Ah, tapi memang netijen jaman now paling demen sama urusan rumah tangga orang,
ya. Yang bukan siapa-siapa bisa jadi siapa-siapa karena kehidupan
pribadinya menggelitik buat diusik.
Balik lagi ke video tersebut. Apa yang bikin video ini
heboh?
Pertama, si istri yang ngelemparin duit lembaran seratusan
ribu. Kalo dikumpulin kira-kira berapa puluh juta ya?
Bagi sebagian perempuan yang suaminya pernah 'menghidupi'
perempuan lain, aksinya ini seperti mewakili perasaan mereka.
Mungkin kaya, "Selama ini lo porotin laki gue kan? Nih
gue kasih duitnya. Duit nggak ada artinya buat gue!". Gitu kali ya?

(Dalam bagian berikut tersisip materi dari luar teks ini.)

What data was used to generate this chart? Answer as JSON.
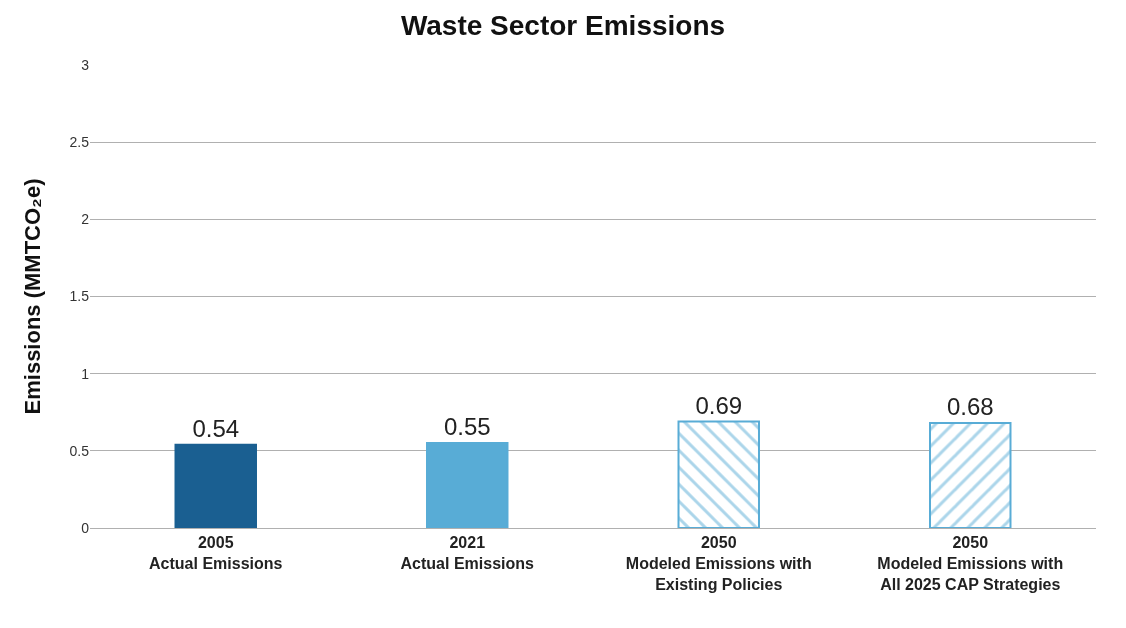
{
  "chart_data": {
    "type": "bar",
    "title": "Waste Sector Emissions",
    "ylabel": "Emissions (MMTCO₂e)",
    "categories": [
      "2005\nActual Emissions",
      "2021\nActual Emissions",
      "2050\nModeled Emissions with\nExisting Policies",
      "2050\nModeled Emissions with\nAll 2025 CAP Strategies"
    ],
    "values": [
      0.54,
      0.55,
      0.69,
      0.68
    ],
    "colors": [
      "#1a5f91",
      "#58acd6",
      "#58acd6",
      "#58acd6"
    ],
    "ylim": [
      0,
      3
    ],
    "yticks": [
      0,
      0.5,
      1,
      1.5,
      2,
      2.5,
      3
    ],
    "grid": "y",
    "data_labels": true
  }
}
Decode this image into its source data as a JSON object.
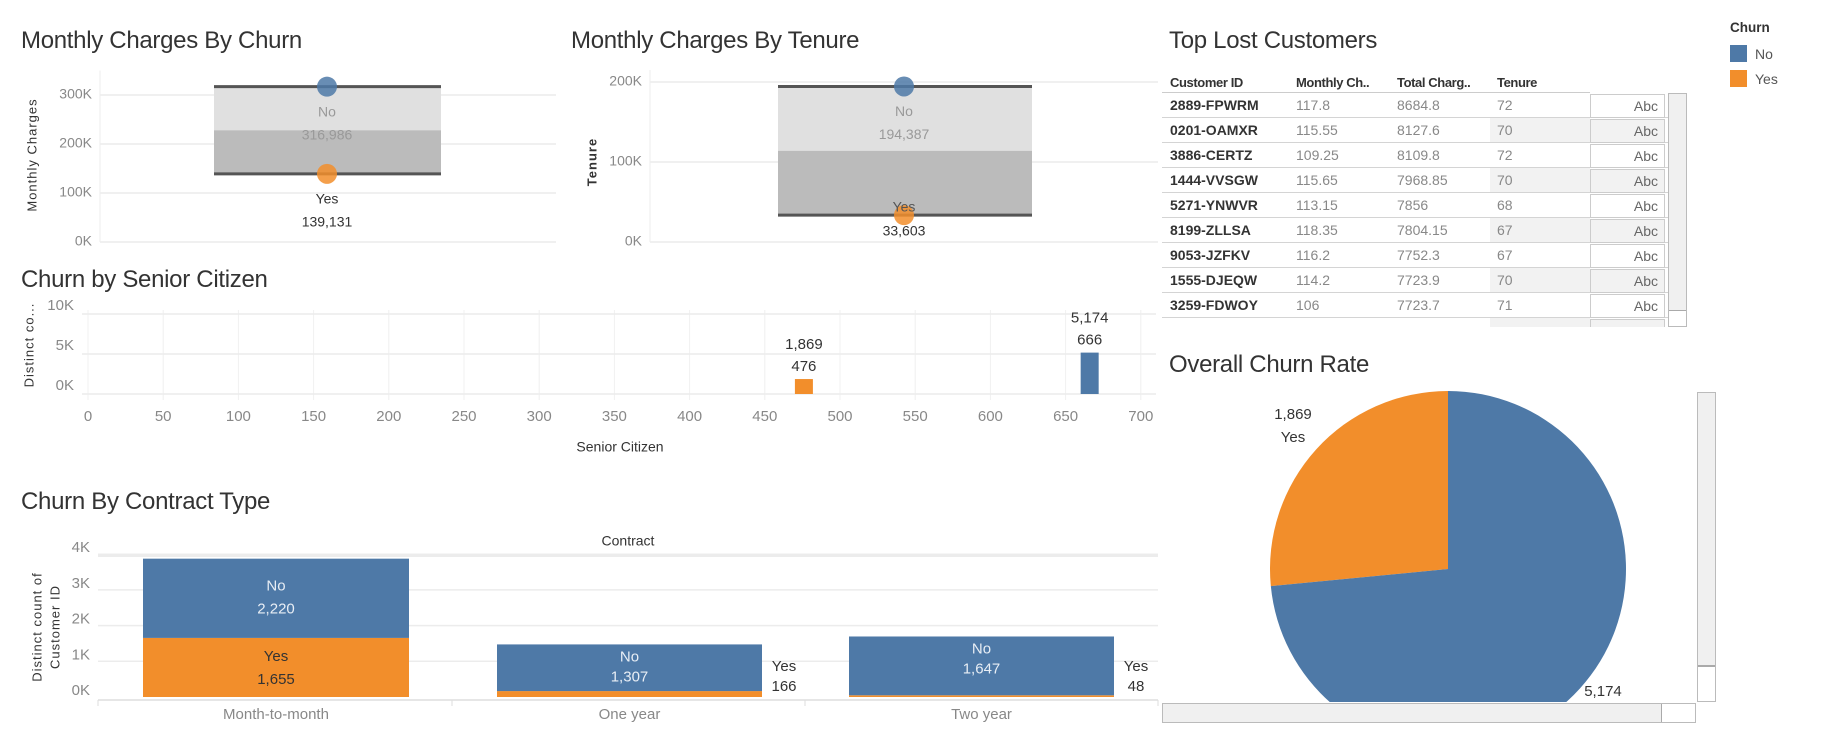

Buat perempuan yang lempeng aja, belum pernah (amit-amit
jangan sampe) punya pengalaman begini, ya ngeliatnya lebay. Masa sampe
segitunya? Kan sama-sama perempuan. Emang nggak bisa diobrolin secara
baik-baik? Yah, sulit sih emang ngomongin baik-baik kalo tahu duit yang
harusnya buat kita tapi dioper ke perempuan lain. Eh, duit bukan sih,
masalahnya? Haha.
Kedua, perempuan yang dituduh selingkuhannya itu
berkerudung! Bukankah seharusnya perempuan berkerudung punya moral yang baik?
Kok bisa-bisanya jadi selingkuhan? Mau-maunya diajak selingkuh? Ga takut dosa?
Dari 2 poin di atas, yang mau gue tanya adalah: lakinya ke
mana?
Ketika ada laki-laki kesebut, maka kalimatnya adalah
"Kucing mana bisa tahan kalo dikasih ikan". Pembenaran atas sikapnya
yang tergoda oleh perempuan.
Di sekitar gue banyak banget kok cerita mengenai
perselingkuhan. Baik yang terang-terangan ataupun pura-pura nggak ada yang
tahu.Tapi sayangnya, kebanyakan yang berantem/ saling serang adalah antar perempuan. Bukan si istri ke suaminya. Sad, sih.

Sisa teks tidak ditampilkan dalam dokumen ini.